Entrevista a José Poças director de infecciologia do Hospital Setúbal

May be an image of 1 person and text that says "SOCIEDADE fevereiro 2021 José Poças: "Estamos a tratar dos doentes de forma indigna" diretor do Serviço de Infecciologia do Centro Hospitalar de Setúbal ex-coordenador da Comissão de Crise da Covid 19 nesta unidade confessa nesta entrevista que há muita gente a a morrer nos hospitais sem que os médicos tenham tempo ou meios para os acudir."
Extracto de entrevista, onde fica clarissimo que a morte por doenças respiratórias sazonais faz parte da vida. Que não é o virus que mata mais, são as regras estúpidas que destroem tudo, o medo, a necessidade de não ser acusado de negacionismo ou de “matar”. Classes de profissionais que negam o seu dever. Os hospitais não tem tempo nem meios porque estão a exigir que pessoas sem esperança de vida sejam “salvas” que seja negado o papel do anjo da misericórdia chamado gripe.
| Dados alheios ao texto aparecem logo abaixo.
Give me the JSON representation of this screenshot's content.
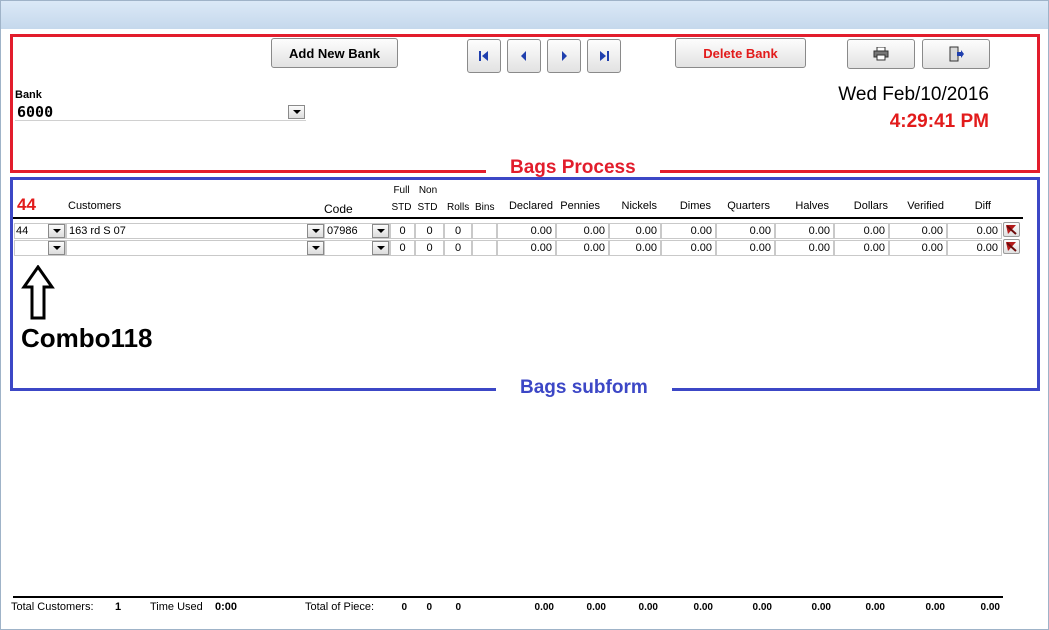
{
  "toolbar": {
    "add_new_bank": "Add New Bank",
    "delete_bank": "Delete Bank"
  },
  "bank": {
    "label": "Bank",
    "value": "6000"
  },
  "datetime": {
    "date": "Wed Feb/10/2016",
    "time": "4:29:41 PM"
  },
  "sections": {
    "process_label": "Bags Process",
    "subform_label": "Bags subform"
  },
  "subform": {
    "count": "44",
    "headers": {
      "customers": "Customers",
      "code": "Code",
      "full_top": "Full",
      "full_bottom": "STD",
      "non_top": "Non",
      "non_bottom": "STD",
      "rolls": "Rolls",
      "bins": "Bins",
      "declared": "Declared",
      "pennies": "Pennies",
      "nickels": "Nickels",
      "dimes": "Dimes",
      "quarters": "Quarters",
      "halves": "Halves",
      "dollars": "Dollars",
      "verified": "Verified",
      "diff": "Diff"
    },
    "rows": [
      {
        "combo": "44",
        "customer": "163 rd S 07",
        "code": "07986",
        "full": "0",
        "non": "0",
        "rolls": "0",
        "bins": "",
        "declared": "0.00",
        "pennies": "0.00",
        "nickels": "0.00",
        "dimes": "0.00",
        "quarters": "0.00",
        "halves": "0.00",
        "dollars": "0.00",
        "verified": "0.00",
        "diff": "0.00"
      },
      {
        "combo": "",
        "customer": "",
        "code": "",
        "full": "0",
        "non": "0",
        "rolls": "0",
        "bins": "",
        "declared": "0.00",
        "pennies": "0.00",
        "nickels": "0.00",
        "dimes": "0.00",
        "quarters": "0.00",
        "halves": "0.00",
        "dollars": "0.00",
        "verified": "0.00",
        "diff": "0.00"
      }
    ]
  },
  "annotation": {
    "label": "Combo118"
  },
  "footer": {
    "total_customers_label": "Total Customers:",
    "total_customers_value": "1",
    "time_used_label": "Time Used",
    "time_used_value": "0:00",
    "total_piece_label": "Total of Piece:",
    "full": "0",
    "non": "0",
    "rolls": "0",
    "declared": "0.00",
    "pennies": "0.00",
    "nickels": "0.00",
    "dimes": "0.00",
    "quarters": "0.00",
    "halves": "0.00",
    "dollars": "0.00",
    "verified": "0.00",
    "diff": "0.00"
  },
  "icons": {
    "first": "first-record-icon",
    "prev": "previous-record-icon",
    "next": "next-record-icon",
    "last": "last-record-icon",
    "print": "printer-icon",
    "exit": "exit-door-icon",
    "delete_row": "delete-row-icon"
  },
  "colors": {
    "process_border": "#e21d2c",
    "subform_border": "#3c47c6",
    "accent_red": "#e21b1b",
    "nav_blue": "#1f3fae"
  }
}
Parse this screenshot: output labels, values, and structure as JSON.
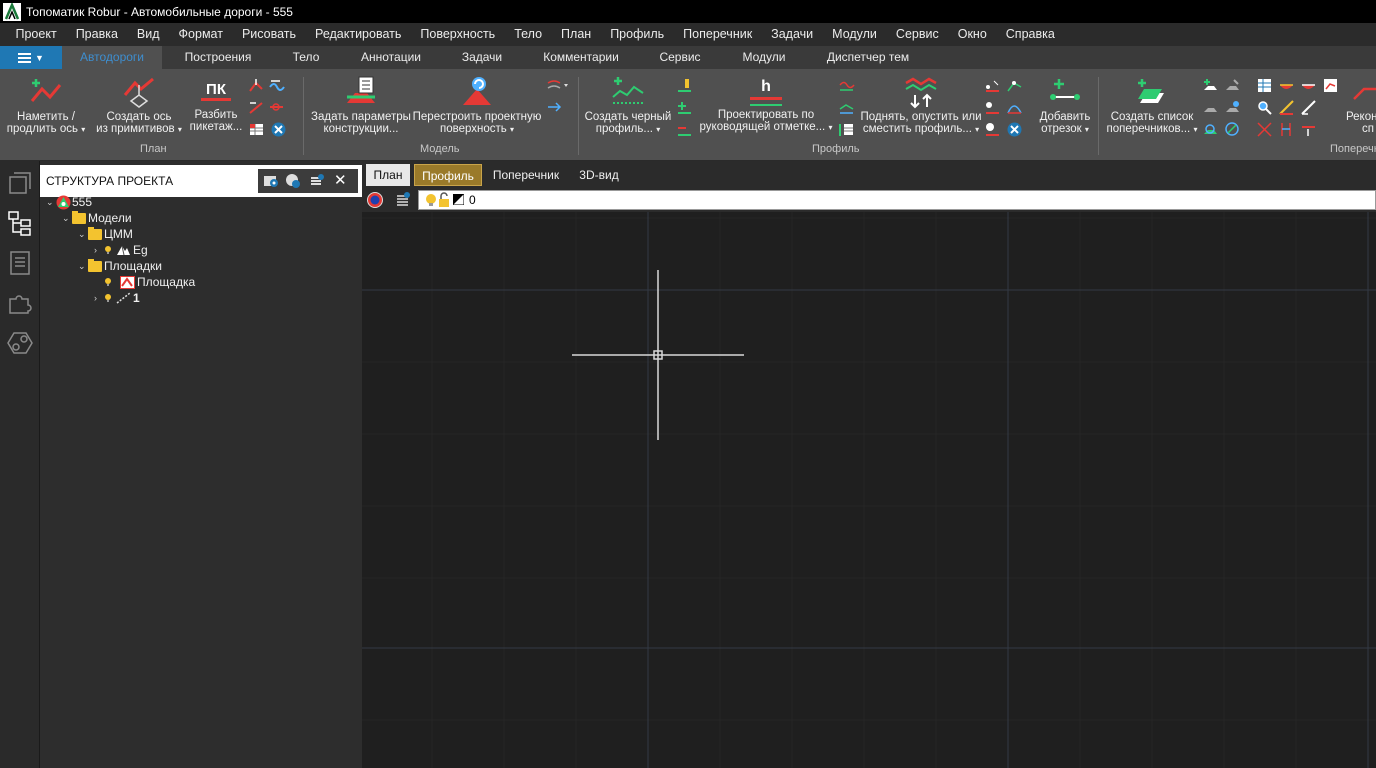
{
  "window": {
    "title": "Топоматик Robur - Автомобильные дороги - 555"
  },
  "menu": [
    "Проект",
    "Правка",
    "Вид",
    "Формат",
    "Рисовать",
    "Редактировать",
    "Поверхность",
    "Тело",
    "План",
    "Профиль",
    "Поперечник",
    "Задачи",
    "Модули",
    "Сервис",
    "Окно",
    "Справка"
  ],
  "ribbon_tabs": [
    "Автодороги",
    "Построения",
    "Тело",
    "Аннотации",
    "Задачи",
    "Комментарии",
    "Сервис",
    "Модули",
    "Диспетчер тем"
  ],
  "ribbon": {
    "btn_namet_1": "Наметить /",
    "btn_namet_2": "продлить ось",
    "btn_sozd_os_1": "Создать ось",
    "btn_sozd_os_2": "из примитивов",
    "btn_razbit_1": "Разбить",
    "btn_razbit_2": "пикетаж...",
    "pk_label": "ПК",
    "btn_zadat_1": "Задать параметры",
    "btn_zadat_2": "конструкции...",
    "btn_perestr_1": "Перестроить проектную",
    "btn_perestr_2": "поверхность",
    "btn_chern_1": "Создать черный",
    "btn_chern_2": "профиль...",
    "btn_proekt_1": "Проектировать по",
    "btn_proekt_2": "руководящей отметке...",
    "h_label": "h",
    "btn_podnyat_1": "Поднять, опустить или",
    "btn_podnyat_2": "сместить профиль...",
    "btn_dobavit_1": "Добавить",
    "btn_dobavit_2": "отрезок",
    "btn_sozd_spisok_1": "Создать список",
    "btn_sozd_spisok_2": "поперечников...",
    "btn_rekon_1": "Рекон",
    "btn_rekon_2": "сп",
    "group_plan": "План",
    "group_model": "Модель",
    "group_profile": "Профиль",
    "group_poper": "Поперечн"
  },
  "panel": {
    "title": "СТРУКТУРА ПРОЕКТА",
    "close": "✕",
    "tree": {
      "root": "555",
      "models": "Модели",
      "cmm": "ЦММ",
      "eg": "Eg",
      "sites": "Площадки",
      "site": "Площадка",
      "one": "1"
    }
  },
  "view_tabs": [
    "План",
    "Профиль",
    "Поперечник",
    "3D-вид"
  ],
  "layer": {
    "name": "0"
  },
  "colors": {
    "accent": "#1f78b4",
    "ribbon_bg": "#505050",
    "canvas_bg": "#1f1f1f",
    "active_view_tab": "#9a7a2a"
  }
}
SOL: Nesse cenário, sem tempo e sem meios, há doentes que morrem?
A opção de se trocar uma vida por outra sempre se fez, só que agora acontece de uma forma mais concentrada. Quem disser o contrário é porque não trabalhou em certos sítios. Eu trabalhei três anos em cuidados intensivos, já reanimei 103 pessoas, já fui chefe de equipa e diretor da urgência durante 30 anos. Sei por experiência própria o que estou a dizer. O que aconteceu com aquele doente, a quem eu acabei por arranjar uma vaga na enfermaria, foi motivado pela conjunção da pressão e da oportunidade, o que é quase uma roleta russa. Podia haver ali gente em pior estado, mas não há tempo para ponderar. Portanto, os doentes que escapam à morte, neste sentido, já estão a ser escolhidos. Mas mais vale fazer, do que não fazer nada. Aliás, quando terminei o turno deixei lá várias pessoas que considero que o crime foi terem-nas levado para o hospital.
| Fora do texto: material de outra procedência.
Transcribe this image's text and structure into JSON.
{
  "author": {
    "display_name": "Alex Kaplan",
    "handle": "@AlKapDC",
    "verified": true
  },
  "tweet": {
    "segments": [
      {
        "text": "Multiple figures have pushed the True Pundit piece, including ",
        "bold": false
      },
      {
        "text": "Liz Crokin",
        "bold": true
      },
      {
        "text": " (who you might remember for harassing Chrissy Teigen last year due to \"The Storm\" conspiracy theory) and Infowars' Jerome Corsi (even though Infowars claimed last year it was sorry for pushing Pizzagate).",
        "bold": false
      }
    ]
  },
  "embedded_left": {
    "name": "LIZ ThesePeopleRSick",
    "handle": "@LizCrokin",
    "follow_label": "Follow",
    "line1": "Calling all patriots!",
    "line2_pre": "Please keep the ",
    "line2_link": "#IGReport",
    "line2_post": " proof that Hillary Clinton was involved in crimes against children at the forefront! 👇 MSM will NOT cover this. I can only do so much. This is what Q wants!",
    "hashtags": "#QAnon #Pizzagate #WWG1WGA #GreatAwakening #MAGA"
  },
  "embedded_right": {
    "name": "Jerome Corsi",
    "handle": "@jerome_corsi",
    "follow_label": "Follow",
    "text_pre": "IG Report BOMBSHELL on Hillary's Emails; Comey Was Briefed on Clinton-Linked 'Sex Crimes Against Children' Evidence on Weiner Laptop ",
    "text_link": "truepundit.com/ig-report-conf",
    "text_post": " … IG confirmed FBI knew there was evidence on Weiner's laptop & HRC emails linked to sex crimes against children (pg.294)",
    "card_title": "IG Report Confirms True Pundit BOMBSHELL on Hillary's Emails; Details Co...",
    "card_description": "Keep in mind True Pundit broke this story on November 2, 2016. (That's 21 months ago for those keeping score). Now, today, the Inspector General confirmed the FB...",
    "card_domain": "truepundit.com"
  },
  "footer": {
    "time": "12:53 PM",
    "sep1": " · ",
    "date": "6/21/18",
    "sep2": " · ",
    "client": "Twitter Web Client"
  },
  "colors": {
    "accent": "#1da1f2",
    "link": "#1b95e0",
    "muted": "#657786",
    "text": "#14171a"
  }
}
SOL: O que quer dizer com isso?
O que mais me choca é receber doentes que chegam ao hospital apenas para que se reconheça o seu óbito. Porque há idosos nos lares, pessoas com 90 e tal anos, acamadas, com escaras, que entram em paragem cardíaca, mas como ainda estão vivas e não se sabe se são covid ou não, em vez de as deixarem sossegadinhas nas suas camas, ligam para a linha SNS 24. As decisões de quem lá está, são cegas. Como ninguém se quer responsabilizar e acham que se deve dar o benefício da dúvida, em vez de deixarem estes idosos sossegadinhos nas suas camas, mandam-nos para o hospital, com indicação para reanimação. Isto aconteceu-me há dois dias, por duas vezes. Vieram com os bombeiros, que têm alguns conhecimentos em reanimação e tentaram tudo para os manter vivos, e chegaram agonizantes. É evidente que eu mandei logo suspender as manobras cardiorrespiratórias. Começar já é um crime.
SOL: E quem é que devia de assumir essa responsabilidade?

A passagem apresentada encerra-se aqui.